Very interesting blog which kept me intrigued until the ending. Well done, extensive research is evident. Sounds like you have spent time in-country? One reco... the article reads long, and though compelling enough to inspire the determined reader to plow through to the end, might discourage others. You probably have enough material here to break into at least three smaller items without damaging their integrity. Good work, keep it up. The writing is top rate!
This article gives stimulus to a couple of thoughts:
1. Cowrie shells must have been very plentiful 2. Who were the early entrepreneurs (divers? waders?) who harvested them and then sold the populace on the idea of using them as money? 3. Did the wealthy people of that time have huge roomfuls of cowries stockpiled? and most importantly... 4. I have 32,000 cowrie shells. Wanna sell me an ounce of gold?
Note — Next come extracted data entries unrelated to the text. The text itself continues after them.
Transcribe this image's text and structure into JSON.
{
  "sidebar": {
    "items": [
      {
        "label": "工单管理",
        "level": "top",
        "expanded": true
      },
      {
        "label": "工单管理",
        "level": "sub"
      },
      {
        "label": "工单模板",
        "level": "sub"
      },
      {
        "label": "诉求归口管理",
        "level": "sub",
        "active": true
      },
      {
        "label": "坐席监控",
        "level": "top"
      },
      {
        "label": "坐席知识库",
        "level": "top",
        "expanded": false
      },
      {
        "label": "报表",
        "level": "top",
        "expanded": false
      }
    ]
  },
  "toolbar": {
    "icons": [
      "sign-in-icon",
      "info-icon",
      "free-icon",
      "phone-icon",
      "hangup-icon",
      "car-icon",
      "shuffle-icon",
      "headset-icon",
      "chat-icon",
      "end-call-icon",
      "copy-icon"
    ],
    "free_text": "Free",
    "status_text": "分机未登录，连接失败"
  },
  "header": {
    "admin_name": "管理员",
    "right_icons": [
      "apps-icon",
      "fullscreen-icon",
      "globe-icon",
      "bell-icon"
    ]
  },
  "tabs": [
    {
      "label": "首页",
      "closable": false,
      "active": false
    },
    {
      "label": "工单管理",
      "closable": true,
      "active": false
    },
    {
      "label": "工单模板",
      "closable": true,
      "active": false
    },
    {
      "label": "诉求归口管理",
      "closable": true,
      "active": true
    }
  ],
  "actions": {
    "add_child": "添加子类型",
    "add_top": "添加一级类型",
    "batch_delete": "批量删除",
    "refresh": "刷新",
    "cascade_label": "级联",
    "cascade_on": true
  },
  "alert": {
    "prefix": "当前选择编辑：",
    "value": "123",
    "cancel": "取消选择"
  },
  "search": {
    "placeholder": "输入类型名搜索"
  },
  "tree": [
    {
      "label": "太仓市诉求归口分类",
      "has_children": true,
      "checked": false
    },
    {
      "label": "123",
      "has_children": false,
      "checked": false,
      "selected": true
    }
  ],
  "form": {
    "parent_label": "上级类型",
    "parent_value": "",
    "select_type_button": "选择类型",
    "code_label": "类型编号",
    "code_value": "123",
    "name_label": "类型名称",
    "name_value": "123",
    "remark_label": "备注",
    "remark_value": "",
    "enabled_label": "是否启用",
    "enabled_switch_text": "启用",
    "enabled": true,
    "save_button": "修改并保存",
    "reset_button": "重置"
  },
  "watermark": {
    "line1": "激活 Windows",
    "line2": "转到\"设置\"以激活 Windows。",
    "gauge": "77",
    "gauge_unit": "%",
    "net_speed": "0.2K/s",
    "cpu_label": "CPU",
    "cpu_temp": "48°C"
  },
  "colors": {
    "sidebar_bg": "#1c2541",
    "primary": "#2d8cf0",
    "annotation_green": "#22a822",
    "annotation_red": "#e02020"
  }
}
I didn't go into detail about the cowries, but they were apparently particular cowries only available from the Indian Ocean, so they were probably some sort of trade good. They didn't use local shells--that would have been too easy. But it occurs to me that the distant cowries might have been selected for the purposes of control--the trade may have been dominated by a few select individuals who kept out others. So maybe it had a few things in common with our fiat currency system.